Ainsi de ce point premier, qui situe la démocratie comme un mirage faisant écran à l’implacable dureté du travail, puis des suivants, l’angle de la servitude volontaire, racine démultipliée du travail, piste rarement pensée qui met au jour le lien structurel entre l’organisation du travail sous le capitalisme, ce qu’elle implique de violence extrême, et cet ultime de la violence dont les guerres plus ou moins récentes sont le cadre, déplacements de populations et, explicite ou déguisé, un souci constant d’extermination. Sous les vocables successifs de « l’intolérable », de « l’injustice », de « l’inévaluable », de la « singularité », les facettes des implications et modalités du fonctionnement du travail sont plus qu’analysées : décortiquées. La question de l’évaluation conduit notamment le lecteur à se rendre compte que ce qui est évalué au moyen de techniques toujours plus perfectionnées, c’est, bien au-delà de la performance, le sujet lui-même, par où le capitalisme et ses exigences s’impose en dehors de « l’atelier », à l’école ou dans les bureaux calfeutrés, jusque dans l’intime.
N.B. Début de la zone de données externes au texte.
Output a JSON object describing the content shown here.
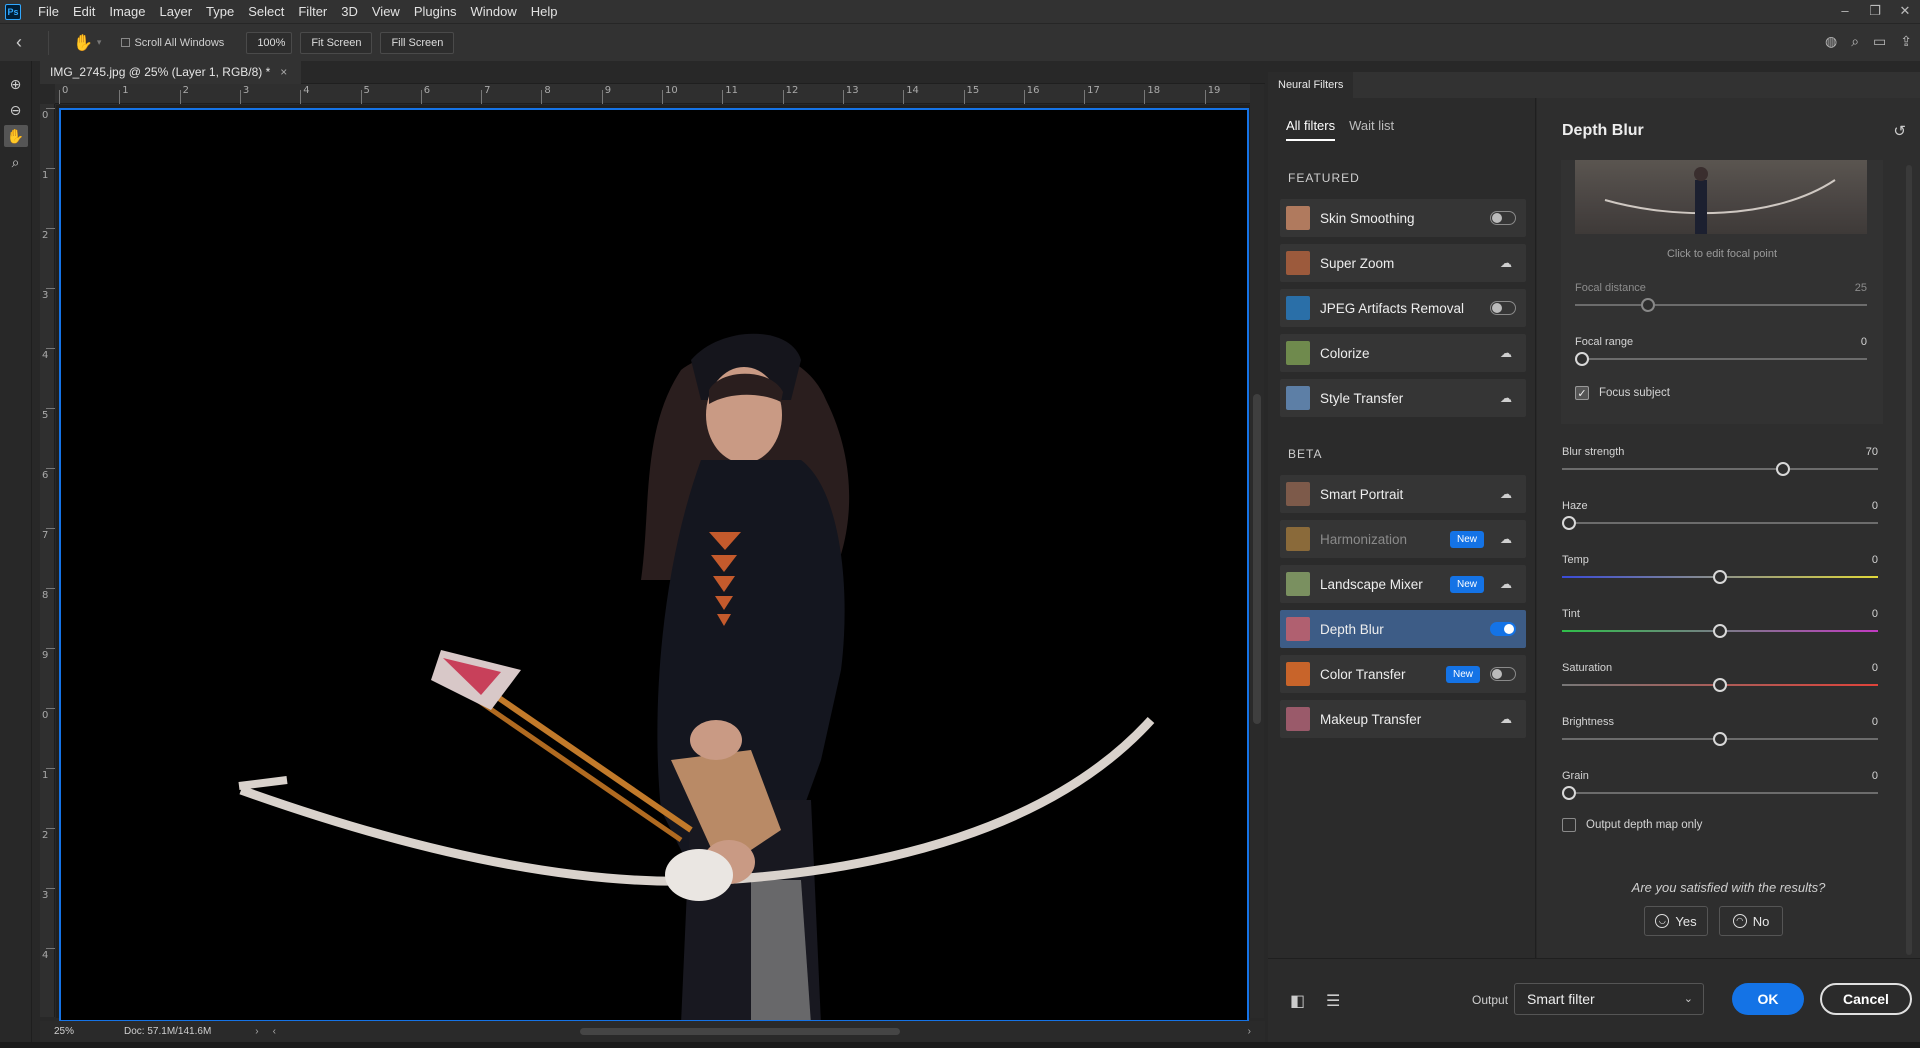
{
  "menubar": {
    "logo": "Ps",
    "items": [
      "File",
      "Edit",
      "Image",
      "Layer",
      "Type",
      "Select",
      "Filter",
      "3D",
      "View",
      "Plugins",
      "Window",
      "Help"
    ]
  },
  "options_bar": {
    "scroll_all_windows": "Scroll All Windows",
    "zoom": "100%",
    "fit_screen": "Fit Screen",
    "fill_screen": "Fill Screen"
  },
  "document": {
    "tab_title": "IMG_2745.jpg @ 25% (Layer 1, RGB/8) *",
    "close": "×",
    "ruler_top": [
      "0",
      "1",
      "2",
      "3",
      "4",
      "5",
      "6",
      "7",
      "8",
      "9",
      "10",
      "11",
      "12",
      "13",
      "14",
      "15",
      "16",
      "17",
      "18",
      "19"
    ],
    "ruler_left": [
      "0",
      "1",
      "2",
      "3",
      "4",
      "5",
      "6",
      "7",
      "8",
      "9",
      "0",
      "1",
      "2",
      "3",
      "4"
    ],
    "zoom_status": "25%",
    "doc_status": "Doc: 57.1M/141.6M"
  },
  "neural_filters": {
    "panel_title": "Neural Filters",
    "tabs": [
      "All filters",
      "Wait list"
    ],
    "featured_label": "FEATURED",
    "beta_label": "BETA",
    "featured": [
      {
        "name": "Skin Smoothing",
        "control": "toggle-off",
        "thumb": "#b07a5e"
      },
      {
        "name": "Super Zoom",
        "control": "cloud",
        "thumb": "#9c5a3c"
      },
      {
        "name": "JPEG Artifacts Removal",
        "control": "toggle-off",
        "thumb": "#2a6fa8"
      },
      {
        "name": "Colorize",
        "control": "cloud",
        "thumb": "#6f8a4d"
      },
      {
        "name": "Style Transfer",
        "control": "cloud",
        "thumb": "#5d7fa6"
      }
    ],
    "beta": [
      {
        "name": "Smart Portrait",
        "control": "cloud",
        "thumb": "#7d5a4a"
      },
      {
        "name": "Harmonization",
        "control": "cloud",
        "badge": "New",
        "dim": true,
        "thumb": "#8a6a3a"
      },
      {
        "name": "Landscape Mixer",
        "control": "cloud",
        "badge": "New",
        "thumb": "#7a9060"
      },
      {
        "name": "Depth Blur",
        "control": "toggle-on",
        "selected": true,
        "thumb": "#b06070"
      },
      {
        "name": "Color Transfer",
        "control": "toggle-off",
        "badge": "New",
        "thumb": "#c8642a"
      },
      {
        "name": "Makeup Transfer",
        "control": "cloud",
        "thumb": "#9a5a6a"
      }
    ],
    "settings": {
      "title": "Depth Blur",
      "focal_caption": "Click to edit focal point",
      "focal_distance": {
        "label": "Focal distance",
        "value": "25",
        "level": 0.25
      },
      "focal_range": {
        "label": "Focal range",
        "value": "0",
        "level": 0.0
      },
      "focus_subject": "Focus subject",
      "sliders": [
        {
          "label": "Blur strength",
          "value": "70",
          "level": 0.7
        },
        {
          "label": "Haze",
          "value": "0",
          "level": 0.0
        },
        {
          "label": "Temp",
          "value": "0",
          "level": 0.5
        },
        {
          "label": "Tint",
          "value": "0",
          "level": 0.5
        },
        {
          "label": "Saturation",
          "value": "0",
          "level": 0.5
        },
        {
          "label": "Brightness",
          "value": "0",
          "level": 0.5
        },
        {
          "label": "Grain",
          "value": "0",
          "level": 0.0
        }
      ],
      "output_depth_map": "Output depth map only",
      "satisfied_question": "Are you satisfied with the results?",
      "yes": "Yes",
      "no": "No"
    },
    "footer": {
      "output_label": "Output",
      "output_value": "Smart filter",
      "ok": "OK",
      "cancel": "Cancel"
    }
  },
  "colors": {
    "accent": "#1473e6",
    "canvas_border": "#1573e6",
    "selected_row": "#3d5c86"
  }
}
Bertrand Ogilvie radiographie ainsi tout au long de son trajet, toujours impitoyablement, c’est-à-dire sans concessions aux idées toutes faites, en philosophe mais aussi en connaisseur lucide des instruments souvent fallacieux des sciences dites « humaines » et plus encore en praticien de la psychanalyse, ce qui lui permet de contourner les leurres, les modalités et les formes toujours plus subtiles dont use le capitalisme pour faire du travail une arme « de destruction massive ».
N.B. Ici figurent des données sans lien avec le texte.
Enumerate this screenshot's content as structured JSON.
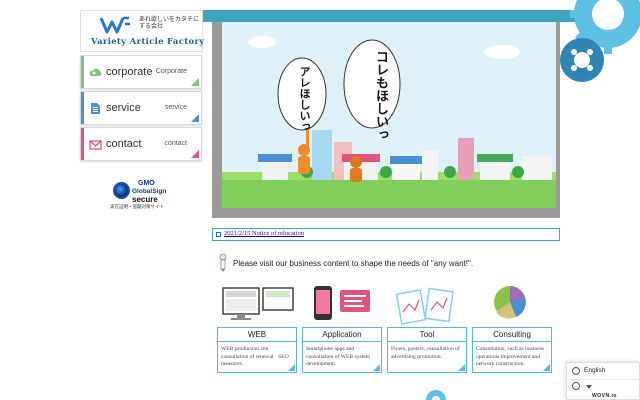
{
  "logo": {
    "tagline": "あれ欲しいをカタチにする会社",
    "name": "Variety Article Factory"
  },
  "nav": [
    {
      "label": "corporate",
      "sub": "Corporate",
      "color": "#7cc576"
    },
    {
      "label": "service",
      "sub": "service",
      "color": "#4a8ed3"
    },
    {
      "label": "contact",
      "sub": "contact",
      "color": "#e0557a"
    }
  ],
  "gmo": {
    "line1": "GMO",
    "line2": "GlobalSign",
    "line3": "secure",
    "line4": "実在証明・盗聴対策サイト"
  },
  "hero": {
    "bubble_left": "アレほしいっ",
    "bubble_right": "コレもほしいっ"
  },
  "news": {
    "link": "2021/2/15 Notice of relocation"
  },
  "intro": "Please visit our business content to shape the needs of \"any want!\".",
  "services": [
    {
      "title": "WEB",
      "desc": "WEB production site consultation of renewal · SEO measures."
    },
    {
      "title": "Application",
      "desc": "Smartphone apps and consultation of WEB system development."
    },
    {
      "title": "Tool",
      "desc": "Flyers, posters, consultation of advertising promotion."
    },
    {
      "title": "Consulting",
      "desc": "Consultation, such as business operations improvement and network construction."
    }
  ],
  "language": {
    "selected": "English",
    "brand": "WOVN.io"
  },
  "colors": {
    "accent": "#3da3c1",
    "card_border": "#59b6de"
  }
}
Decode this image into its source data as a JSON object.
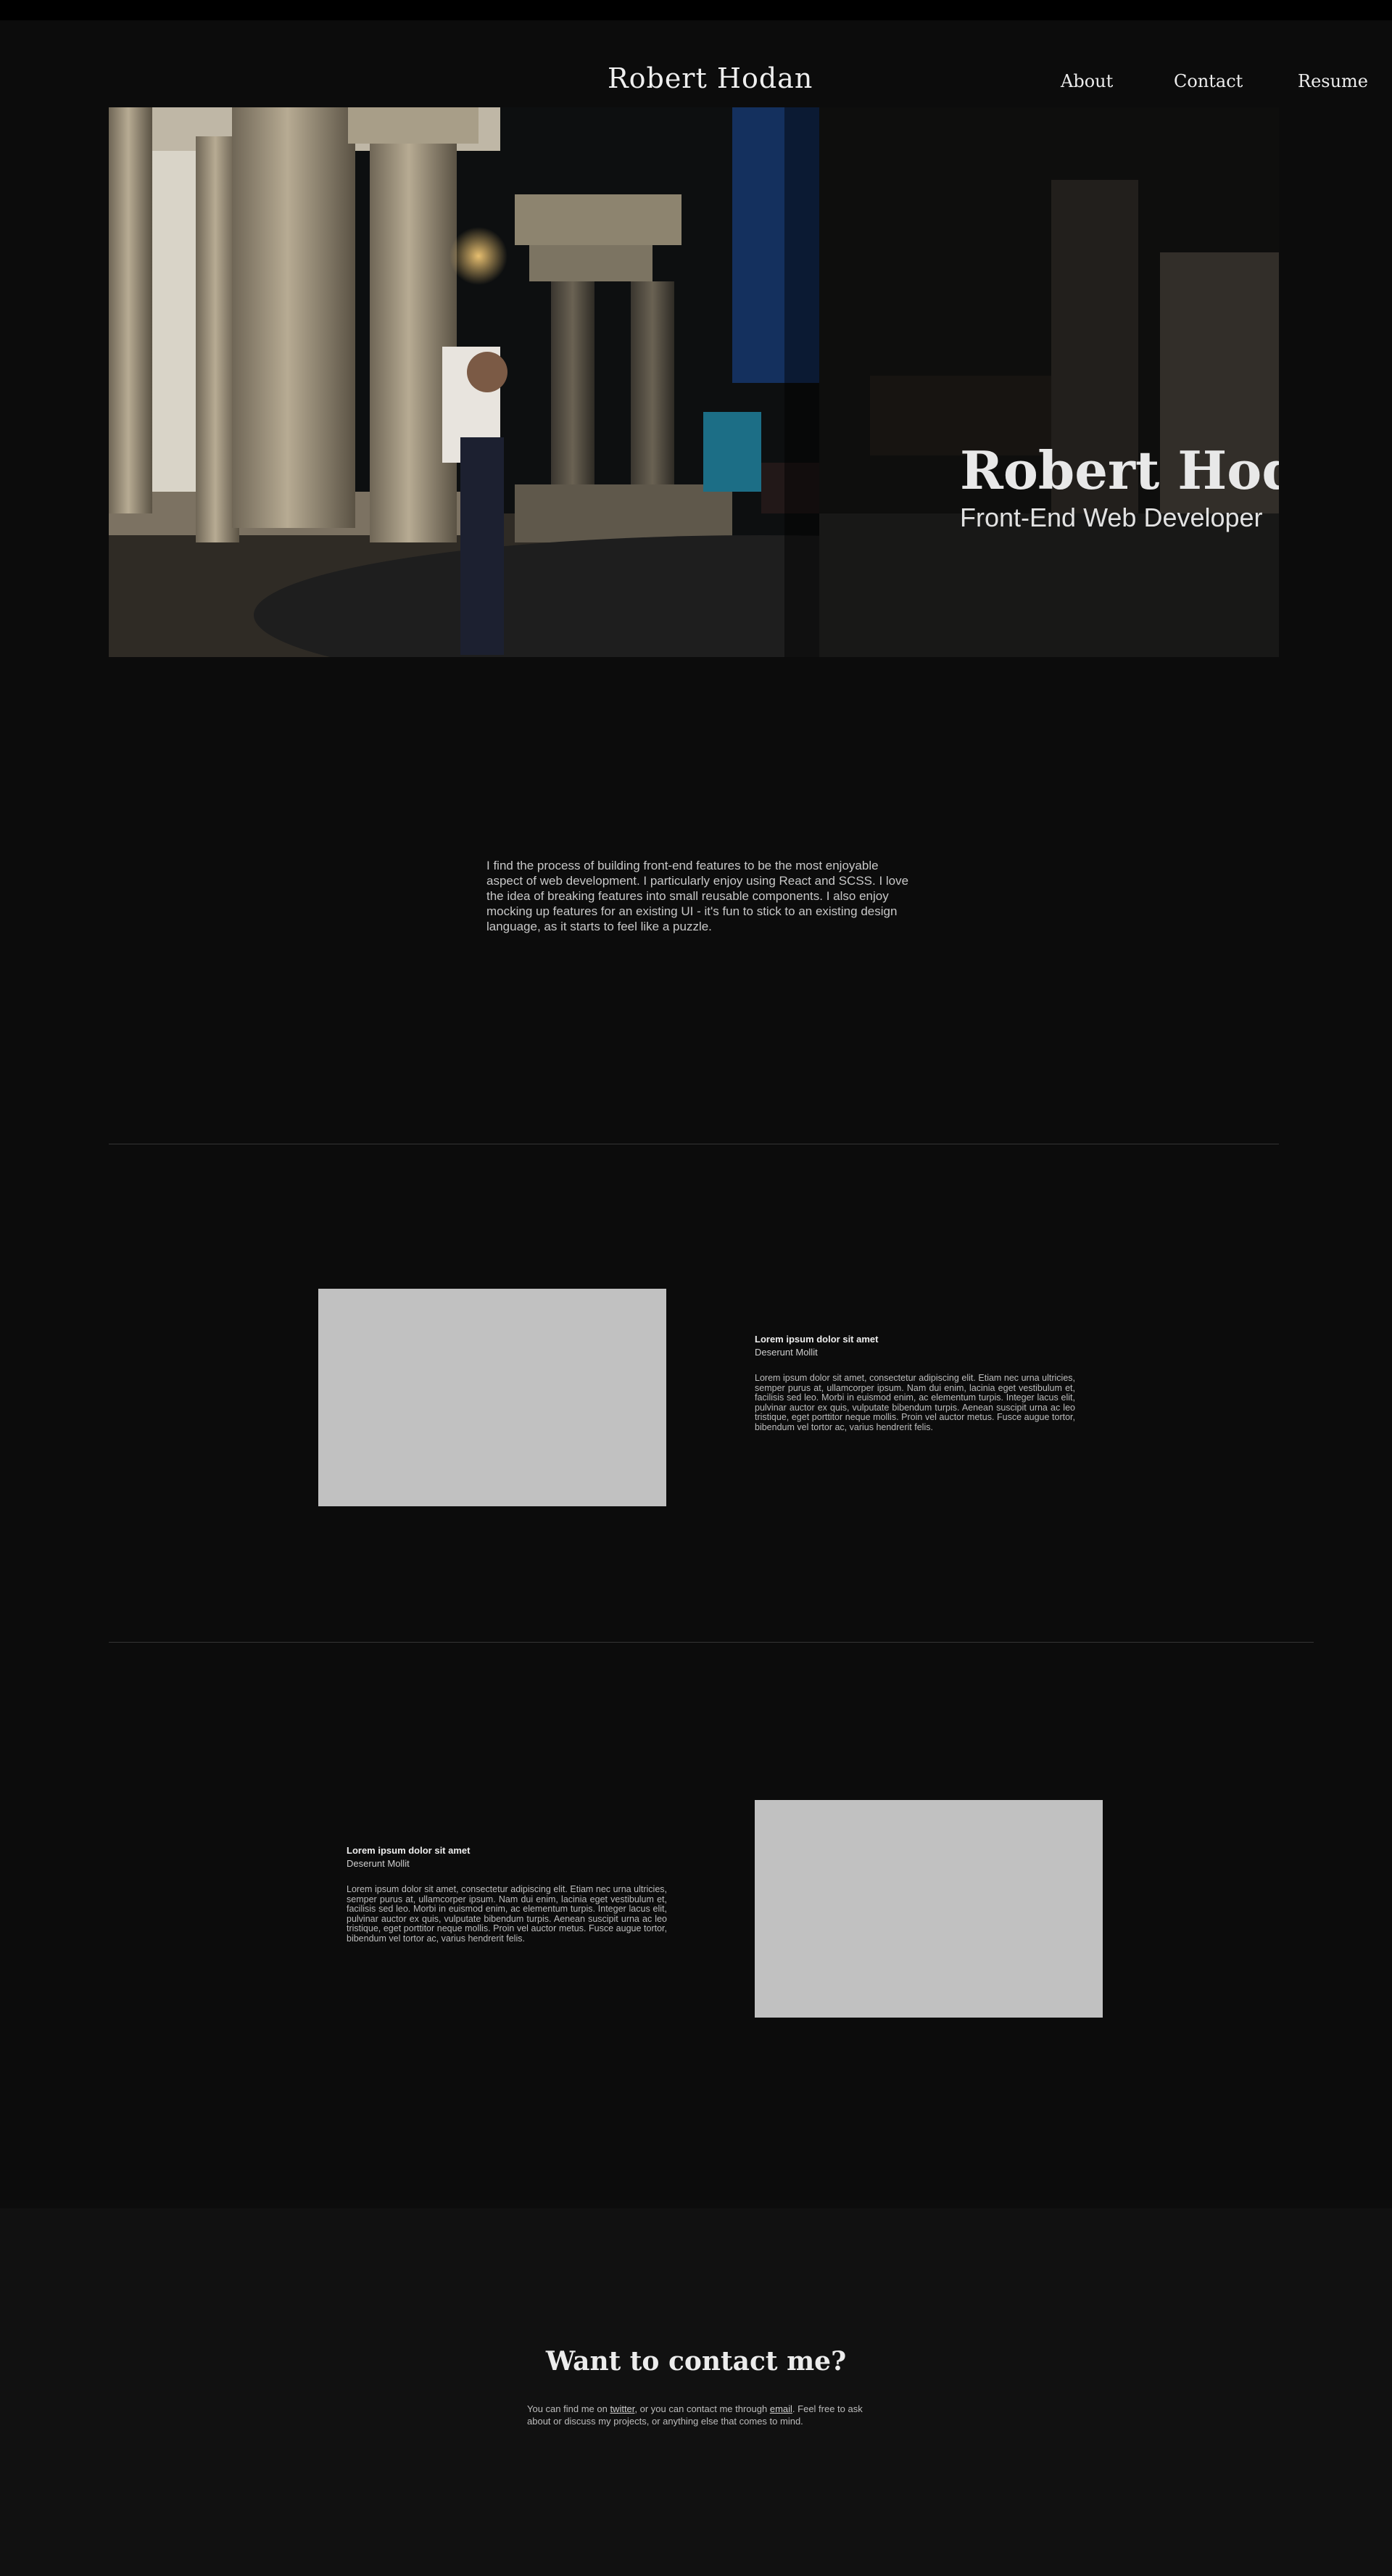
{
  "header": {
    "brand": "Robert Hodan",
    "nav": [
      "About",
      "Contact",
      "Resume"
    ]
  },
  "hero": {
    "title": "Robert Hodan",
    "subtitle": "Front-End Web Developer"
  },
  "intro": {
    "text": "I find the process of building front-end features to be the most enjoyable aspect of web development. I particularly enjoy using React and SCSS. I love the idea of breaking features into small reusable components. I also enjoy mocking up features for an existing UI - it's fun to stick to an existing design language, as it starts to feel like a puzzle."
  },
  "projects": [
    {
      "title": "Lorem ipsum dolor sit amet",
      "subtitle": "Deserunt Mollit",
      "body": "Lorem ipsum dolor sit amet, consectetur adipiscing elit. Etiam nec urna ultricies, semper purus at, ullamcorper ipsum. Nam dui enim, lacinia eget vestibulum et, facilisis sed leo. Morbi in euismod enim, ac elementum turpis. Integer lacus elit, pulvinar auctor ex quis, vulputate bibendum turpis. Aenean suscipit urna ac leo tristique, eget porttitor neque mollis. Proin vel auctor metus. Fusce augue tortor, bibendum vel tortor ac, varius hendrerit felis."
    },
    {
      "title": "Lorem ipsum dolor sit amet",
      "subtitle": "Deserunt Mollit",
      "body": "Lorem ipsum dolor sit amet, consectetur adipiscing elit. Etiam nec urna ultricies, semper purus at, ullamcorper ipsum. Nam dui enim, lacinia eget vestibulum et, facilisis sed leo. Morbi in euismod enim, ac elementum turpis. Integer lacus elit, pulvinar auctor ex quis, vulputate bibendum turpis. Aenean suscipit urna ac leo tristique, eget porttitor neque mollis. Proin vel auctor metus. Fusce augue tortor, bibendum vel tortor ac, varius hendrerit felis."
    }
  ],
  "contact": {
    "title": "Want to contact me?",
    "text_before": "You can find me on ",
    "twitter_link": "twitter",
    "text_middle": ", or you can contact me through ",
    "email_link": "email",
    "text_after": ". Feel free to ask about or discuss my projects, or anything else that comes to mind."
  }
}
Caractéristique, et non des moindres, de cet ouvrage hors norme : l’insertion tout au long du livre de cahiers de photographies dues à Ahlam Shibli, Lewis Hine, Florian Fouché, Jeff Wall, Antonios Loupassis et Marc Pataut, qui, sans commentaires et sans souci d’illustration, parlent, en quelque sorte à côté du texte, comme en écho mais avec une force équivalente, du travail sous toutes les latitudes, de ce qu’il en émane de triste, de gris, de suintant et de désespérant. Tristesse et monotonie du travail, la mort rôde.